From 1981 until 2001, a Combined Program in Pediatric Gastroenterology existed. In this program, four to five fellows per year were accepted for a three-year period of clinical and research training.
In 1990, the first Pediatric Gastroenterology subspecialty board examination was held to certify pediatric gastroenterologists as boarded subspecialists. This required three years of clinical and research training, which included a continuity clinic to follow patients during the two research years. A committee of faculty (within and outside of Pediatric GI) was established to monitor the progress of the fellows during their research experience.
During the early 1990’s, Harvard established a Clinical Effectiveness Program as a partnership between its hospitals and the Harvard School of Public Health to train fellows of various subspecialties in clinical research. This program occurred in parallel within the two years of fellowship by clinically-oriented fellows and could result, if the fellow so desired and took subsequent classes, in a Masters of Science Degree from the Harvard School of Public Health. This program expanded the options for GI fellows and in some cases junior faculty to do either bench or clinical research as part of their fellowship.
The years of combined fellowship in Pediatric GI at Harvard allowed for an expanded faculty development. Ronald Kleinman, MD, one of Dr. Walker’s earliest fellows, became the Division Chief of the program at Mass General. A major renovation of the joint endoscopy suite allowed for expanded procedural options in both pediatric and adult gastroenterology. In addition, an active Liver Transplant Service was added, which broadened the Pediatric GI referral base. Mass General combined with the Brigham and Women’s Hospital to form Partner’s Health Care, which increased the referral base for pediatric patients, thus expanding the Pediatric GI services.
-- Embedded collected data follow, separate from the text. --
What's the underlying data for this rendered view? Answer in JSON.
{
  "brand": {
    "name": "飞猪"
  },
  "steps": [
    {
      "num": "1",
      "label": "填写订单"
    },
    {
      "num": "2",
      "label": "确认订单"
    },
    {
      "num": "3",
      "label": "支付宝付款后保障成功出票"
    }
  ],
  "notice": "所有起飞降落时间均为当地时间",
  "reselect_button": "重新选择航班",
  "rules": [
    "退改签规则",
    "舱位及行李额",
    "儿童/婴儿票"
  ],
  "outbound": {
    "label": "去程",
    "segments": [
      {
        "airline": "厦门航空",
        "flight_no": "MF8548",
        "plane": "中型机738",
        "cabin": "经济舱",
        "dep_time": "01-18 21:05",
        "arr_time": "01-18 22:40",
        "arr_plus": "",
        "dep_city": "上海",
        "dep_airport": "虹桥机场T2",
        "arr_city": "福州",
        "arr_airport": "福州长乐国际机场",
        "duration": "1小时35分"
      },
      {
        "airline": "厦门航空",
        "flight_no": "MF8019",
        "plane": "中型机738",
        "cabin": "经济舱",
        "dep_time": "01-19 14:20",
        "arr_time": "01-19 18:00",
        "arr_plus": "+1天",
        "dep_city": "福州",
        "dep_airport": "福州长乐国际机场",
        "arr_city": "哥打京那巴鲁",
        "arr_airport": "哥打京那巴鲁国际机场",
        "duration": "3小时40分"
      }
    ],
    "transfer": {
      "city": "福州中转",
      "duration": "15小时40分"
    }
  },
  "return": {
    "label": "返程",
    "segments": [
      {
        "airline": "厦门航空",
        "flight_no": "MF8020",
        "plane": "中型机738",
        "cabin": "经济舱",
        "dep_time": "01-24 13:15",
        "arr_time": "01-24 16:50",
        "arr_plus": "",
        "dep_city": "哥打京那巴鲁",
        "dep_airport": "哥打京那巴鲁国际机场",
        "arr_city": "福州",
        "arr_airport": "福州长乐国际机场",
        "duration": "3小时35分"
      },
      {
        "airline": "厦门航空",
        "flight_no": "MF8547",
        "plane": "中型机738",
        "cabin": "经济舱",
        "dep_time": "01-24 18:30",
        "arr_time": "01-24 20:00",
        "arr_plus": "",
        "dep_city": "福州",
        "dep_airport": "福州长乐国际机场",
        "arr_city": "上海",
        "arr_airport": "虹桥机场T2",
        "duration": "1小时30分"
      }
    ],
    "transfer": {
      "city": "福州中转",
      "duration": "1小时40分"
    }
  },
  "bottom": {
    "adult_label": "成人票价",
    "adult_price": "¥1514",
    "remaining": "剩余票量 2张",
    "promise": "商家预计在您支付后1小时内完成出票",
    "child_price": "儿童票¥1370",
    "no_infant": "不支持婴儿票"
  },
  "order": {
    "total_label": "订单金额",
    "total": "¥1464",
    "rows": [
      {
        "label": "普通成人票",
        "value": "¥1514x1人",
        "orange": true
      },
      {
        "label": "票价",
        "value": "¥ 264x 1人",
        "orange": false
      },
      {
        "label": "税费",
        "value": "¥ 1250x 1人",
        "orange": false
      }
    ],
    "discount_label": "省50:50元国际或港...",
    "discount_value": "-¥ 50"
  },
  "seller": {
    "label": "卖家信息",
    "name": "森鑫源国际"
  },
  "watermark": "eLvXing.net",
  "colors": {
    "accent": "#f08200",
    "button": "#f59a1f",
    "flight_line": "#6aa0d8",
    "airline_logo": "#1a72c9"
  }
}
In 2001, Dr. Walker stepped down from his role as Chief of the Combined Program in Pediatric Gastroenterology to return to Mass General to expand the research facilities. He obtained 15,000 square feet of research space and expanded the Pediatric GI capacity to include eight Principal Investigators, 15 research fellows, (including two Pediatric GI fellows doing basic research) and several graduate students in Building 149 and Building 114 in the Charlestown Navy Yard (an expanded off campus research facility for Mass General).
From its inception as a Pediatric Unit to the establishment of a combined program and then two separate programs again in Pediatric GI (occurring in 2005), more than 100 Pediatric GI fellows have been trained in the Mass General program. Many of these fellows have established their own program in Pediatric Gastroenterology at medical schools throughout the United States, the UK, Europe, Australia and Asia. Almost 50 percent of trainees are still actively involved in clinical or basic research and more than 80 percent practice at academic centers.